Les bolcheviks plaçaient tous leurs espoirs dans le développement de la révolution socialiste internationale. Voilà pourquoi Lénine et Trotsky attachaient tant d’importance à la construction de la IIIe Internationale. De même, Che Guevara incarnait l’esprit internationaliste de la révolution cubaine. Il comprenait que la survie de la révolution dépendait de son extension au reste de l’Amérique latine.
La seule issue, pour la révolution cubaine, réside dans l’internationalisme révolutionnaire et la démocratie ouvrière. Le sort de la révolution cubaine est étroitement lié au sort de la révolution au Venezuela, en Amérique latine – et, en dernière analyse, à l’échelle mondiale.

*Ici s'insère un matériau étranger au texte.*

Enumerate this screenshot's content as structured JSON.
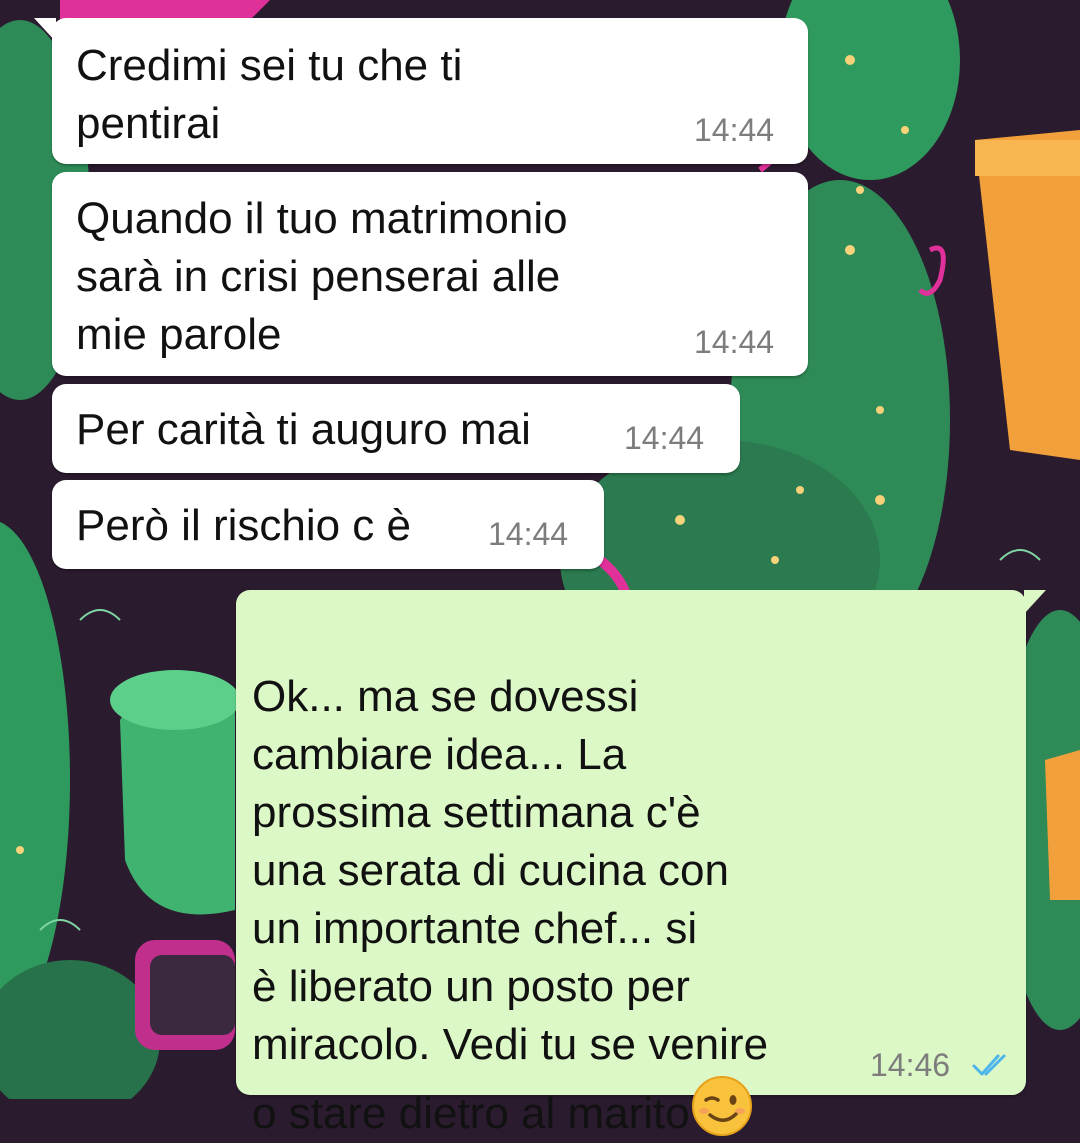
{
  "colors": {
    "incoming_bubble": "#ffffff",
    "outgoing_bubble": "#dcf8c6",
    "timestamp": "#7d7d7d",
    "read_ticks": "#4fb6ec",
    "wallpaper_base": "#2a1b2e",
    "cactus_green": "#2e8b57",
    "accent_pink": "#e0309a",
    "pot_orange": "#f2a03b"
  },
  "icons": {
    "read_receipt": "double-check-icon",
    "emoji": "winking-face-emoji"
  },
  "messages": [
    {
      "direction": "incoming",
      "text": "Credimi sei tu che ti\npentirai",
      "time": "14:44"
    },
    {
      "direction": "incoming",
      "text": "Quando il tuo matrimonio\nsarà in crisi penserai alle\nmie parole",
      "time": "14:44"
    },
    {
      "direction": "incoming",
      "text": "Per carità ti auguro mai",
      "time": "14:44"
    },
    {
      "direction": "incoming",
      "text": "Però il rischio c è",
      "time": "14:44"
    },
    {
      "direction": "outgoing",
      "text": "Ok... ma se dovessi\ncambiare idea... La\nprossima settimana c'è\nuna serata di cucina con\nun importante chef... si\nè liberato un posto per\nmiracolo. Vedi tu se venire\no stare dietro al marito",
      "time": "14:46",
      "status": "read"
    }
  ]
}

D’où la nécessité de soutenir pleinement les forces révolutionnaires qui luttent contre l’impérialisme et le capitalisme en Amérique latine et au-delà. Au lieu de faire des concessions aux tendances capitalistes, la révolution cubaine devrait se prononcer clairement pour l’expropriation des capitalistes et des impérialistes au Venezuela, en Bolivie, en Equateur, etc. N’oublions pas que c’est l’expropriation des impérialistes et des capitalistes qui a permis à la révolution cubaine d’avancer, après 1959.
On nous répondra qu’une politique internationaliste ne permettra pas de satisfaire les besoins immédiats du peuple cubain. Bien sûr que non ! Nous ne sommes pas des utopistes. Il faut combiner une politique révolutionnaire internationaliste avec des mesures concrètes pour s’attaquer aux problèmes de l’économie cubaine. Comment ? A notre avis, les mesures proposées ne sont pas une solution durable. Il se peut qu’elles compensent telles ou telles carences dans l’immédiat, mais au prix de générer de nouvelles et profondes contradictions à moyen et long termes.
Le peuple cubain a prouvé à de nombreuses reprises qu’il était prêt à faire de grands sacrifices pour défendre la révolution. Mais il est essentiel que tout le monde fasse les mêmes sacrifices. Non aux privilèges ! Il faut en revenir aux règles simples de la démocratie soviétique que Lénine défendait dansL’Etat et la révolution : tous les officiels doivent être élus et révocables ; aucun officiel ne doit être mieux rémunéré qu’un travailleur qualifié ; toutes les positions dirigeantes doivent être occupées à tour de rôle (« si tout le monde est un bureaucrate, personne n’est un bureaucrate ») ; pas d’armée séparée, mais le peuple en arme.
Che Guevara insistait sur l’importance de l’élément moral, dans la production socialiste. C’est évidemment correct, mais cela ne peut être garanti que dans un régime où les travailleurs contrôlent la production et se sentent responsables des décisions qui affectent tous les aspects de l’économie et de la vie sociale. Certes, étant données les difficultés de l’économie cubaine, un élément d’incitation matérielle sera nécessaire, et notamment des différentiels de salaires. C’était le cas, en Russie, au lendemain de la révolution. Mais il devrait y avoir une limite aux différentiels de salaires, qui devraient tendre à diminuer au fur et à mesure que la production se développe, et avec elle la richesse de la société. Mais la motivation la plus grande, c’est le fait, pour les travailleurs, de sentir que le pays, l’économie et l’Etat leur appartiennent. C’est la seule voie pour défendre la base socialiste de la révolution cubaine – et de faire échec à la contre-révolution capitaliste.